Olivia has not heard from Perry. He continues his position with the BBC, racking up awards for his beautiful photography of the relative unknown. She misses him, but she can’t really blame him. The shock of their final meeting, to go from such love and joy to such chaos and fear and death, was insurmountable. He knew—or suspected—what Peyton Flynn’s secret was. She could see it in his eyes. Though she never admitted it aloud, both the brothers seemed to know what she’d done. They did not forgive her the damage she’d caused. She called. She wrote. Perry never answered. Finally, she stopped trying.
She hopes that one day he’ll come for her again, the way he did at the beach, all those years ago. And then he’ll know.
The boy is five now. He has his father’s soft gray eyes and his mother’s dark chocolate hair. He is sturdy, tall for his age, and the happiest child she’s ever seen.
After all she’s been through, all she’s done, right and wrong, sinner and saint, the murder and the miscarriages, the secrets and the lies, the forgiveness, the absolution, to be given the gift of a son who looks so much like his father seems the most remarkable grace.

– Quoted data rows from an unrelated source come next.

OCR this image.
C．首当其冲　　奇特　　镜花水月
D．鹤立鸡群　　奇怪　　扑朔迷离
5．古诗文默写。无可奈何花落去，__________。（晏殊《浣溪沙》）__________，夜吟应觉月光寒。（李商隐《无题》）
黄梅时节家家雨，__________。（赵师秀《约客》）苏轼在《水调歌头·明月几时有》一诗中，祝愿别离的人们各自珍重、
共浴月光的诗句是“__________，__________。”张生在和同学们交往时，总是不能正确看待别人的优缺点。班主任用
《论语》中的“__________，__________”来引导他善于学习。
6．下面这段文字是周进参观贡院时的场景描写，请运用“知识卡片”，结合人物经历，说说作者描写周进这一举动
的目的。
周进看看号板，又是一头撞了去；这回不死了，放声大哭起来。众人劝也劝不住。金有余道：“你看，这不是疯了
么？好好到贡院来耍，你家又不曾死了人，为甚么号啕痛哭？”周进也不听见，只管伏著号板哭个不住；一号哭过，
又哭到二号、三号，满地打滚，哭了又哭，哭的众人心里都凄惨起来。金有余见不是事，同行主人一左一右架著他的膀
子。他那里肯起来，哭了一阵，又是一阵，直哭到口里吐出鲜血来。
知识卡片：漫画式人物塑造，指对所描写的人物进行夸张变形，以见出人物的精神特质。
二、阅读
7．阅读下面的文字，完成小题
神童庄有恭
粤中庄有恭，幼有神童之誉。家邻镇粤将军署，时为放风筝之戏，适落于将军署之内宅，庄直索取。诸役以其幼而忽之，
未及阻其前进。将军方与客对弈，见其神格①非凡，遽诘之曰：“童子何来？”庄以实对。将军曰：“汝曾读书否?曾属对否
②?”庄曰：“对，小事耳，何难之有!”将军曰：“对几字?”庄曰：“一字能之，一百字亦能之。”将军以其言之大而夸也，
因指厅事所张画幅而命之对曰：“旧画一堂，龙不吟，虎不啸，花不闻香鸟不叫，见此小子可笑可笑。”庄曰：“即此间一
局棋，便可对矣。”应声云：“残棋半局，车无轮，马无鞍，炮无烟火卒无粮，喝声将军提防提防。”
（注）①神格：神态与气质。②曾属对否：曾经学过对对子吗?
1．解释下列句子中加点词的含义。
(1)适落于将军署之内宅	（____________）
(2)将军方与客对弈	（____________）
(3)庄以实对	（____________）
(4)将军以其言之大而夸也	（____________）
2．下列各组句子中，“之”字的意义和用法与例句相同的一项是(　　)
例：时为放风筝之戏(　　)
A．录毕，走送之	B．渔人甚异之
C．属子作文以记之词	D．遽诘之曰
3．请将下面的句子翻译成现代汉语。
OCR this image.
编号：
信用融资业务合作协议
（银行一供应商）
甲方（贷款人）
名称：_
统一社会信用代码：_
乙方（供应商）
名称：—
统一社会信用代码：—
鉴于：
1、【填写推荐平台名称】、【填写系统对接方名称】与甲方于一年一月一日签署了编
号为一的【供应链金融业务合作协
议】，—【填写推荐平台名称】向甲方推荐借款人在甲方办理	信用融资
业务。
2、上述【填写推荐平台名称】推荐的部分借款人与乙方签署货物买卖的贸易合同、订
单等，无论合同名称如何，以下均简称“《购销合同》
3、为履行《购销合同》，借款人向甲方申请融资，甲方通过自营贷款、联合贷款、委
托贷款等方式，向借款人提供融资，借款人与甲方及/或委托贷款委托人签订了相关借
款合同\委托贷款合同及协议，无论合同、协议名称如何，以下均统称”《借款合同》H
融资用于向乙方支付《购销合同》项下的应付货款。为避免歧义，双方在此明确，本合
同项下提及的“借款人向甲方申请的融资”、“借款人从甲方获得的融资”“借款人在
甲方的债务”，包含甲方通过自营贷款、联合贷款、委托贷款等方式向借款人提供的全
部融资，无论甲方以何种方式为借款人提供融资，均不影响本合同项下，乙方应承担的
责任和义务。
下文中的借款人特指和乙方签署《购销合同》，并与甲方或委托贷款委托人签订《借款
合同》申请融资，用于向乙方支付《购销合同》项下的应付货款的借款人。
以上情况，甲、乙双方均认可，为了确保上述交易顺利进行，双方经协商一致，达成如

She named him West. West Finley Hutton. Should she ever decide to tell his father the truth, she supposes they could add a Bender to the moniker, but for now, he is her darling West, her greatest joy, her reason for living. Together, they have made a new life in Monterey. It was an easy sell: Olivia needs to be near the production studios for her show. The area affords her glorious views to work with, a beach to stroll on, access to stunning raw materials, and monied patrons who are in regular pursuit of a fresh look for their lives.
And as much privacy as she can manage, considering the documentary and subsequent memoir made them both famous, for a time. The design show has only made her more so.
The gates are tall, the adobe walls thick, and the path to the beach is studded with cameras.
The past rarely stays hidden. Olivia knows this. But for now, she is safe. They are both safe.